Not swayed by the closure of parliaments and the way that the crisis is exposing the oft-ignored vulnerabilities of our elderly and those with underlying medical conditions, the proponents of Tasmania’s End-of-Life Choices (Voluntary Assisted Dying) Bill 2020 are moving ahead with their plans to see the controversial bill debated and voted on this year.

Speaking to the ABC, Independent MLC Mike Gaffney said that he believed the Bill could pass both houses of parliament this year, despite the COVID-19 crisis.  Instead of introducing the Bill in August, Mr Gaffney now intends to table it in September, delaying its introduction by merely a few weeks.

The push has been criticised by the Tasmanian Australian Medical Association, which has labelled the pressing for euthanasia and assisted suicide “inappropriate” because it impedes an effective consultation process.

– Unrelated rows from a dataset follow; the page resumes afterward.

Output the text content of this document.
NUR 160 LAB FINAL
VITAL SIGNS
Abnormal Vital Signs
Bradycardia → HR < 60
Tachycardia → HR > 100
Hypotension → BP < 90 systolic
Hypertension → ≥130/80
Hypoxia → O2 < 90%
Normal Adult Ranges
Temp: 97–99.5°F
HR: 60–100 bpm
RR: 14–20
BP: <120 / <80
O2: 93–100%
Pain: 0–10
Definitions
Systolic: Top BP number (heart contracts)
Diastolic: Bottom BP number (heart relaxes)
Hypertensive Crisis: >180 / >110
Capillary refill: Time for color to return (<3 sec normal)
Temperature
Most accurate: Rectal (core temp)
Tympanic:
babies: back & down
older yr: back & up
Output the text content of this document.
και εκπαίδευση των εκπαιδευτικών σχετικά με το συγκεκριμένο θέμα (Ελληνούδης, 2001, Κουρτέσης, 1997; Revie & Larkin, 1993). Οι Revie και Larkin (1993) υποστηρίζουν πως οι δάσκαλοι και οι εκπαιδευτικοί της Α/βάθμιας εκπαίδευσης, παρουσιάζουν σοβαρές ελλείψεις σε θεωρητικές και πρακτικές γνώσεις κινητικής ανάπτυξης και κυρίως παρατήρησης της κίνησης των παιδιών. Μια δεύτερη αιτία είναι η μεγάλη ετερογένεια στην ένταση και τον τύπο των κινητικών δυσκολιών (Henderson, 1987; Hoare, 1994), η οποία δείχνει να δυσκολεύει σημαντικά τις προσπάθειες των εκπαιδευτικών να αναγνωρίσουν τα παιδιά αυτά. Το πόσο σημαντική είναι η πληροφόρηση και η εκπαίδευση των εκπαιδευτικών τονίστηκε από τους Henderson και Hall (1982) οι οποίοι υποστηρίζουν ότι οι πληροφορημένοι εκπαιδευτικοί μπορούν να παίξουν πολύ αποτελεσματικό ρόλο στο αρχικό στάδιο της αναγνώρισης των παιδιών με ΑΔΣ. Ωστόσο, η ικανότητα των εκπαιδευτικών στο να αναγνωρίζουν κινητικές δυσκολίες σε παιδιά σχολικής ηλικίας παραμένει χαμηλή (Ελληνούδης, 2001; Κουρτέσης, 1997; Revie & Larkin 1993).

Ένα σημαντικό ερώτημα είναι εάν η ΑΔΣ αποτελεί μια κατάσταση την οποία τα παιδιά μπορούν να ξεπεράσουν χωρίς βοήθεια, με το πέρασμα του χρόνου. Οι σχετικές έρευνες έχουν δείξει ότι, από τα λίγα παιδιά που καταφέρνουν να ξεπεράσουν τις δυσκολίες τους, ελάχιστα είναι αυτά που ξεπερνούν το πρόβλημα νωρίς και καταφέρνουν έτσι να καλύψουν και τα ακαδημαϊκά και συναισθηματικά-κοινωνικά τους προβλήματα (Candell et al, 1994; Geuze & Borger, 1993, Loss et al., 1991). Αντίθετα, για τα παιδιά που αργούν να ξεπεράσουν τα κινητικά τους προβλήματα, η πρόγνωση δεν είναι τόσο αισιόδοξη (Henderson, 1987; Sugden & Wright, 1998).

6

A wide-ranging consultation process is always crucial for laws that relate to matters of life and death, and is essential for this Bill.

As HOPE has previously reported, this Bill is the most extreme Australia has ever seen, allowing euthanasia for those who are not terminally ill, who are not experiencing any physical or emotional suffering at all in relation to their condition, and without the need to be seen by a specialist doctor.

It has also been subjected to very little scrutiny.  It is not being examined by a parliamentary committee, and was instead made available for public “consultation” – with 34 public meetings held over just 13 days.

The risks involved in trying to jam through such a divisive and extreme piece of legislation while the country is focused on nothing but COVID is apparent.

As the ABC reported, Tasmanian AMA President Professor John Burgess confirmed doctors wanted nothing to do with it:

“President John Burgess labelled the proposed legislation a form of physician-assisted suicide, "to which the AMA is strongly opposed."

“"A doctor's role is to care for patients, to treat them, provide comfort and support, and to relieve suffering, but not to intentionally end a patient's life."”

If the COVID crisis has taught us anything, it’s that we need to be listening closely to the doctors.